Published: Jun 15, 2011 02:00 AM
Modified: Jun 13, 2011 11:03 PM
CHAPEL HILL - The Town Council unanimously passed a budget Monday that includes a proposal to charge out-of-town library users and cuts the annual Fourth of July fireworks celebration.
The town tax rate on the approximately $50 million spending plan remains 49.4 cents per $100 of assessed property value, or $1,482 on a house with a tax value of $300,000.
Property owners in the downtown service district, which receive extra services, will continue to pay an additional property tax of 7.1 cents per $100 of value.
If the town starts charging Orange County residents who live outside Chapel Hill for a library card, it would no longer accept the annual $250,000 that Orange County contributes to the Chapel Hill library.
The budget does not set a specific fee for the cards yet. Town staff recommended $60 per family, but Town Manager Roger Stancil said the council could change that amount, if members decide to charge more or less.
Council member Matt Czajkowski said $60 is not a fair price since most Chapel Hill families pay more for library services through their taxes.
"It's absolutely unfair to the residents of Chapel Hill per family to be paying more," he said. "I'd like you to come back to us and explain that. ... That makes absolutely no economic sense to me."
If the board decides to charge out-of-town families for cards, the Chapel Hill Public Library Foundation pledged up to $200,000 if not enough cards are sold to pay expenses.
"[This] would allow you to proceed with comfort that even if you didn't have good library card sales you would still be able to proceed with library services exactly as planned," Stancil said.No silver bullet
But some on the board said it is not the right time to impose a fee, especially as the town reduces services while the library is renovated and the economy is still weak.

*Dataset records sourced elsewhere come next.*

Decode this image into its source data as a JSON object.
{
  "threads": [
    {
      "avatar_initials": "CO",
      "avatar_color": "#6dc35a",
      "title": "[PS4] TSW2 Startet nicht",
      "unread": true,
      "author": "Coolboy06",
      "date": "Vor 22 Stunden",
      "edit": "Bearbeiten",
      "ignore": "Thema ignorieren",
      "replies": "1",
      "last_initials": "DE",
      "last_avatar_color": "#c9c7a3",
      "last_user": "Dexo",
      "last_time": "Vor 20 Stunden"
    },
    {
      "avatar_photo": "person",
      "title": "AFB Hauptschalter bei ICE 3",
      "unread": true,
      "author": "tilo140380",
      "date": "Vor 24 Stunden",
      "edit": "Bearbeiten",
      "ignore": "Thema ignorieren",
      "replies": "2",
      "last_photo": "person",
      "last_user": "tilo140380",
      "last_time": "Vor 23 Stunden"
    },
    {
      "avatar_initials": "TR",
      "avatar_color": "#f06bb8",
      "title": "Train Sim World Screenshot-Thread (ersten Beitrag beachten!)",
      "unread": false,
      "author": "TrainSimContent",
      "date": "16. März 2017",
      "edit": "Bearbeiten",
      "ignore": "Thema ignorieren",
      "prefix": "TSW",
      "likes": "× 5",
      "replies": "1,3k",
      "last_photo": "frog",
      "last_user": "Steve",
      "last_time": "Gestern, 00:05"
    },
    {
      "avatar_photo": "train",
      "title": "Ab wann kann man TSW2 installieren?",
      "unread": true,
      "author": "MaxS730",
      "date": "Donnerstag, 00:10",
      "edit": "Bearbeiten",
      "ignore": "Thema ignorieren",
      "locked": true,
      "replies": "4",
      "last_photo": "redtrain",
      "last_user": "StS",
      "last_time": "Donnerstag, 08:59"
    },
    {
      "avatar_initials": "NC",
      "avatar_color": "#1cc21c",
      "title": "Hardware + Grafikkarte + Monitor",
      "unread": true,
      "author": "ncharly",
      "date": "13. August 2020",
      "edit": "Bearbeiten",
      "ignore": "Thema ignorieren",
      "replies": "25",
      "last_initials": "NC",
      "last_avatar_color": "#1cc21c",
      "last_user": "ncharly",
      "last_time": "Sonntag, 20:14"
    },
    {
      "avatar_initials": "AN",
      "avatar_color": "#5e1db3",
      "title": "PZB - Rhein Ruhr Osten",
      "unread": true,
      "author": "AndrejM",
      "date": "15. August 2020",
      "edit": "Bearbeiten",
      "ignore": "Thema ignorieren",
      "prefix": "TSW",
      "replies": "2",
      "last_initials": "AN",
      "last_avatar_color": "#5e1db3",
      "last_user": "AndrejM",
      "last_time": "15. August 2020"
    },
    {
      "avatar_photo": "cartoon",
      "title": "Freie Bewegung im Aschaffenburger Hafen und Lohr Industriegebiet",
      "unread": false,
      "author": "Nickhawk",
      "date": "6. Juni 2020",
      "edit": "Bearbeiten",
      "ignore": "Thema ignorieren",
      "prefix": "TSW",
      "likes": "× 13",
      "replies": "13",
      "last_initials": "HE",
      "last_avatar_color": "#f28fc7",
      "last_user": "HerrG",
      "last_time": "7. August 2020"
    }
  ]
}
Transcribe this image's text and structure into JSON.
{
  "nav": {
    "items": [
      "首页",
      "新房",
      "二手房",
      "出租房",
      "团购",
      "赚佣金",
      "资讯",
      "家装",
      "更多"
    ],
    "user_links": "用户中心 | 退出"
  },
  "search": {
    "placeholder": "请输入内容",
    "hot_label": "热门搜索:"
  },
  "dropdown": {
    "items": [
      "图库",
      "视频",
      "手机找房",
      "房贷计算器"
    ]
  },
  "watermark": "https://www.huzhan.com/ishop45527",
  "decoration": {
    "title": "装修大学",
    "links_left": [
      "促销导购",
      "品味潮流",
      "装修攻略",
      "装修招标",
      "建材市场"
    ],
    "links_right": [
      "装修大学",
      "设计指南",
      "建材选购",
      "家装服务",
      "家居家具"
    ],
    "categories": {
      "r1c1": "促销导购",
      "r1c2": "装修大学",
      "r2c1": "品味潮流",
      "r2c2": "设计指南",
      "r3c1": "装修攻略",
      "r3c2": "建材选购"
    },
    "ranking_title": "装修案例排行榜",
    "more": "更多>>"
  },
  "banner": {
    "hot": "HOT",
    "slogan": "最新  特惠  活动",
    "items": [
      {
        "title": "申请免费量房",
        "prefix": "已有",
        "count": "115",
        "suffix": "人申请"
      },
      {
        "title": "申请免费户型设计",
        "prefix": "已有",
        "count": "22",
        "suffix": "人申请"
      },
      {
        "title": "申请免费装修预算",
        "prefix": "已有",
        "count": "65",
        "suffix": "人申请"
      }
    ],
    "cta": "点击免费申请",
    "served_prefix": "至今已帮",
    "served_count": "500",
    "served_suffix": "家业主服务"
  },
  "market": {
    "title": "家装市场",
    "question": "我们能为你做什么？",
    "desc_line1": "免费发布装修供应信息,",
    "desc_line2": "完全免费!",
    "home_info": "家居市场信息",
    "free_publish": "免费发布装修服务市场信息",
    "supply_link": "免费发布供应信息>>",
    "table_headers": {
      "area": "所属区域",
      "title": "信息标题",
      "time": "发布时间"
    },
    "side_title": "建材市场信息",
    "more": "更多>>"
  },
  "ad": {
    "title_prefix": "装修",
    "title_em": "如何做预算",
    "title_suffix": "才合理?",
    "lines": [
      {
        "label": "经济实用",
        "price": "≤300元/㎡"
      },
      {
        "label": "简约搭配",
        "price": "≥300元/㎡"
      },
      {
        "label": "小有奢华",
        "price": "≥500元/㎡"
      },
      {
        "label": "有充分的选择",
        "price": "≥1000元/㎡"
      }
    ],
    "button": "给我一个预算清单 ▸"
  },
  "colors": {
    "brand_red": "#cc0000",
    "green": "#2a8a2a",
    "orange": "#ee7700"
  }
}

"It's not a silver bullet; it's a one time payment," said council member Sally Greene. "To me it's the wrong year. I'm not sure if I would be able to support a fee next year."
Greene, who has been a part of negotiations to try to get the county to pay more for the library, said she still supports trying to get what the county is willing to pay this year.
The county's $250,000 is about 11 percent of the library's operating budget. As expenses have risen, the council has asked the county to pay more. About 40 percent of the library's current card-holders live outside the town, according to library officials.Fireworks show cut
The 2011-12 budget does not include any layoffs.
It does cut the Fourth of July fireworks show and fills gaps with a combination of program funding cuts and a $1 million transfer from the town's fund balance to its operating budget.
"Again we're still in the mode of trying to survive until the economy starts to heat up," Stancil said.
The council is scheduled to continue the library card discussion June 27.